Berdasarkan data Kementerian Kesehatan, jumlah kasus malaria di Indonesia terus
meningkat dalam kurun waktu 2020-2022, dari 254.055 kasus di tahun 2020 menjadi
443.530 kasus di tahun 2022 (Gambar 1). Laporan yang sama juga menyebutkan bahwa
kasus malaria tertinggi di Indonesia terjadi di kawasan Indonesia Timur, sekitar 400.253
di tahun 2022. Tren peningkatan jumlah kasus juga linear dengan peningkatan tren
kematian. Jumlah kematian di tahun 2022 sebanyak71 jiwa. Kematian tersebut
merupakan kejadian kematian tertinggi dalam kurun waktu tahun 2018-2022 (Gambar 1).
Hampir 80 persen dari kejadian kematian tersebut disumbangkan oleh anak di bawah usia
5 tahun yang merupakan kelompok yang paling rentan terkena malaria (Kementerian
Kesehatan, 2022b). Tren peningkatan jumlah kasus dan jumlah kematian akibat malaria
dalam kurun waktu tersebut sudah seharusnya menjadi alarm bagi pemerintah
(Kementerian Kesehatan) untuk menekan angka kejadian kasus dan kematian. Komisi IX
DPR RI perlu mendorong dan memastikan Kementerian Kesehatan untuk meningkatkan
layanan kepada masyarakat untuk mendapatkan akses pemeriksaan dan pengobatan, serta
mempercepat realisasi program eliminasi malaria di tahun 2024.

2. Eliminasi Malaria
Eliminasi malaria adalah upaya untuk menghentikan penularan malaria di suatu
wilayah tertentu seperti kabupaten/kota atau provinsi.
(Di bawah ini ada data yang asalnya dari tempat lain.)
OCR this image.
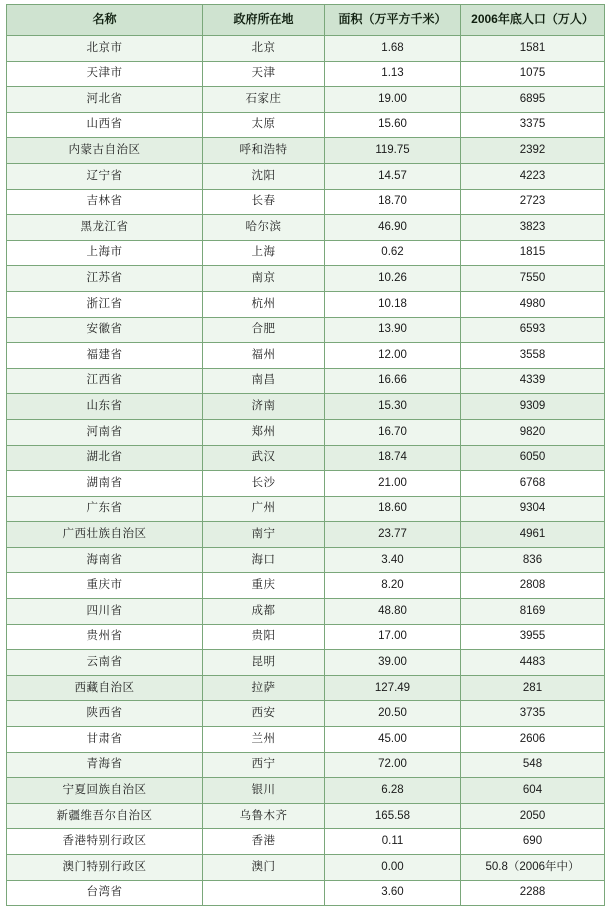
名称	政府所在地	面积（万平方千米）	2006年底人口（万人）
北京市	北京	1.68	1581
天津市	天津	1.13	1075
河北省	石家庄	19.00	6895
山西省	太原	15.60	3375
内蒙古自治区	呼和浩特	119.75	2392
辽宁省	沈阳	14.57	4223
吉林省	长春	18.70	2723
黑龙江省	哈尔滨	46.90	3823
上海市	上海	0.62	1815
江苏省	南京	10.26	7550
浙江省	杭州	10.18	4980
安徽省	合肥	13.90	6593
福建省	福州	12.00	3558
江西省	南昌	16.66	4339
山东省	济南	15.30	9309
河南省	郑州	16.70	9820
湖北省	武汉	18.74	6050
湖南省	长沙	21.00	6768
广东省	广州	18.60	9304
广西壮族自治区	南宁	23.77	4961
海南省	海口	3.40	836
重庆市	重庆	8.20	2808
四川省	成都	48.80	8169
贵州省	贵阳	17.00	3955
云南省	昆明	39.00	4483
西藏自治区	拉萨	127.49	281
陕西省	西安	20.50	3735
甘肃省	兰州	45.00	2606
青海省	西宁	72.00	548
宁夏回族自治区	银川	6.28	604
新疆维吾尔自治区	乌鲁木齐	165.58	2050
香港特别行政区	香港	0.11	690
澳门特别行政区	澳门	0.00	50.8（2006年中）
台湾省		3.60	2288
Hal ini merupakan kesepakatan
global yang dihasilkan dalam pertemuan WHA ke 60 di Geneva tahun 2007 tentang
eliminasi malaria bagi tiap negara dan komitmen regional (Asia Pacific Malaria
Elimination Network/APMEN) tahun 2014 tentang eliminasi malaria diseluruh kawasan
Asia Pasifik pada tahun 2030.
Untuk mencapai eliminasi malaria, pemerintah telah menerbitkan keputusan Menteri
Kesehatan Nomor 293/Menkes/SK/ IV/2009 tentang eliminasi malaria di Indonesia yang
akan dicapai secara bertahap selambatlambatnya pada tahun 2030 dan SK Menkes No.
131/Menkes/SK/III/2012 tentang Forum Nasional Gerakan Berantas Kembali Malaria
(Gebrak Malaria) yang salah satu komisinya adalah Komisi Penilaian Eliminasi.
Dalam Rencana Pembangunan Jangka Menengah Nasional (RPJMN) tahun 2015-
2019, Eliminasi Malaria merupakan salah satu sasaran utama, dan juga sebagai Indikator
Kinerja Program (IKP) dari Pencegahan dan pengendalian penyakit yaitu jumlah
kabupaten /kota yang mencapai eliminasi malaria, dengan target tahun 2015 sebanyak
225 kab/kota; tahun 2016 : 245 kab/kota; tahun 2017 : 265 kab/kota; tahun 2018 : 285
kab/kota dan tahun 2019 sebanyak 300 kab/kota.
Sampai dengan tahun 2016 sebanyak 247 kabupaten/kota telah menerima sertifikat
eliminasi malaria dari Kementerian Kesehatan, yang berarti dari total 252 juta penduduk
Indonesia sekitar 186 juta (74%) telah hidup di daerah bebas penularan malaria. Tidak ada
penularan malaria bukan berarti tidak ada lagi kasus malaria karena kasus impor atau
vektor malaria di wilayah tersebut kemungkinan masih ada sehingga kewaspadaan untuk
mencegah kembali penularan malaria setempat tetap diperlukan. Berkaitan dengan hal
tersebut diperlukan Panduan Pemeliharaan Eliminasi Malaria pada Tahap Pemeliharaan
sebagai acuan bagi Provinsi dan kabupaten/kota yang sudah menerima sertifikat eliminasi
malaria (tahap pemeliharaan) dalam mencegah terjadinya kembali penularan malaria
setempat.

3. Tujuan dan Sasaran Eliminasi Malaria


A. Tujuan :
1. Umum : Terselanggaranya upaya pengendalian malaria sehingga tidak terjadi
penularan setempat dan kematian karena malaria dalam rangka Indonesia menuju
bebas malaria.

2. Khusus :
a. Mencegah munculnya kembali penularan kasus malaria setempat.
b. Mencegah terjadinya kematian karena malaria.

B. Sasaran
Provinsi dan kabupaten/kota yang sudah menerima sertifikat eliminasi malaria (tahap
pemeliharaan).

4. Strategi Eliminasi Malaria


1) Penguatan komitmen pemangku kepentingan untuk mendukung upaya pemeliharaan
bebas malaria.

2) Penguatan surveilans :
a. Surveilans malaria berbasis kasus dan laboratorium.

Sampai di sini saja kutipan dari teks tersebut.